The Washington Post tallied 1,218 false or misleading claims by President Donald Trump in his first nine months in office. That’s an average of five a day. In just seven weeks before the midterm elections, the Post counted another 1,419 false or misleading claims — an astounding average of 30 a day.
It’s not just his increased frequency that’s jarring. It’s his material. His newest false claims of electoral corruption have the potential to harm America. A week after the president declared “close to a complete victory” for he and Republicans on election night, he’s more than misleading. He’s dangerous.
On Twitter, commenting on close Senate and gubernatorial races, Trump has said it was a “disgrace” that Florida was “all of the sudden” finding “votes out of nowhere,” made allegations of “electoral corruption” in Arizona involving mail ballots and blasted Georgia officials for not declaring Republican Brian Kemp to be the state’s governor-elect.

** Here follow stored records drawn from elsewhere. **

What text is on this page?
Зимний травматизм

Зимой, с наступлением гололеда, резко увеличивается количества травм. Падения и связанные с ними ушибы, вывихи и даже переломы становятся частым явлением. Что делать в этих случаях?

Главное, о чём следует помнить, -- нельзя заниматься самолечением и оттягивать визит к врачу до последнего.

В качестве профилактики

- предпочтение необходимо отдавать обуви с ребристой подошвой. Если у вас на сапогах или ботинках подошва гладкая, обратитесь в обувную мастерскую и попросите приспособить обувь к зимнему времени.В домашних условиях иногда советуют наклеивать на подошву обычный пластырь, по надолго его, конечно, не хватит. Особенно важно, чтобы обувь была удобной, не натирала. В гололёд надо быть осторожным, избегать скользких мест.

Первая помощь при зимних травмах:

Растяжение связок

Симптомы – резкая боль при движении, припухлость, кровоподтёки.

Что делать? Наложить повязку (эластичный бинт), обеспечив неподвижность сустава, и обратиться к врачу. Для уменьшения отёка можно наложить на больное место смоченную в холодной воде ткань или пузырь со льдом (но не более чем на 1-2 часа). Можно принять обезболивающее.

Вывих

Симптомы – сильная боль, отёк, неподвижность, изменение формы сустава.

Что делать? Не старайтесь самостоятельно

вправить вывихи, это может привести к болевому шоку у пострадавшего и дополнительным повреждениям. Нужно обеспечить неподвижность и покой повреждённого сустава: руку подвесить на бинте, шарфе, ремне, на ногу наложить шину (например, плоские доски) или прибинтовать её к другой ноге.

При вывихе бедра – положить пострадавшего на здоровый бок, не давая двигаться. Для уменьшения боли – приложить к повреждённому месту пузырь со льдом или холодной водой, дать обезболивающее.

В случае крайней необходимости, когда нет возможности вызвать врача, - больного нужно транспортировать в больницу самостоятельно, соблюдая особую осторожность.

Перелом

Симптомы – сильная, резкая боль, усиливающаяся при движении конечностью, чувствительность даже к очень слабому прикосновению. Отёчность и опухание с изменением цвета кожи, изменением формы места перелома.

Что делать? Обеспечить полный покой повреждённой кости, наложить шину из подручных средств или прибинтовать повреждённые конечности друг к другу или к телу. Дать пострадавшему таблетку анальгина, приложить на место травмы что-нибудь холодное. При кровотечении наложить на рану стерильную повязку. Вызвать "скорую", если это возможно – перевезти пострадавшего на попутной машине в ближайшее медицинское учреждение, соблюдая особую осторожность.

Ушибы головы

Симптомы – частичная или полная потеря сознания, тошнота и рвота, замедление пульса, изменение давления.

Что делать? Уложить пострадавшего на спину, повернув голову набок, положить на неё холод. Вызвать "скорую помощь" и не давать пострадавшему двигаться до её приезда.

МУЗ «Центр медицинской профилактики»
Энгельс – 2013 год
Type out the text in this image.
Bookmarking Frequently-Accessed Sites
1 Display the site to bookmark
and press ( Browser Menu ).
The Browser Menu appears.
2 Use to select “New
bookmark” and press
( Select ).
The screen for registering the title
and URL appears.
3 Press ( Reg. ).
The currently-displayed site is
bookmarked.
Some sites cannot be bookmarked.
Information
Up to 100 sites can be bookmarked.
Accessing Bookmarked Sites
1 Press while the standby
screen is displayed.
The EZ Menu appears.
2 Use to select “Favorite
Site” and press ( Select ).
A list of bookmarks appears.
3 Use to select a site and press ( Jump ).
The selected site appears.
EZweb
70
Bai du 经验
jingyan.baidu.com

The president offered no evidence of any kind for his claims about alleged fraud in the three states, which all have Republican governors and voted for Trump in 2016. Taking weeks to get it right and to finish counting ballots is not nefarious. It’s normal.
The president should learn from Republican Rep. Martha McSally, who gracefully conceded Monday to Rep. Kyrsten Sinema, her Democratic opponent in the Arizona Senate race. Top White House and GOP officials reportedly urged McSally to question the vote count. Instead, she did the honorable thing. She promoted a centuries-old electoral process instead of corrosive conspiracies about it.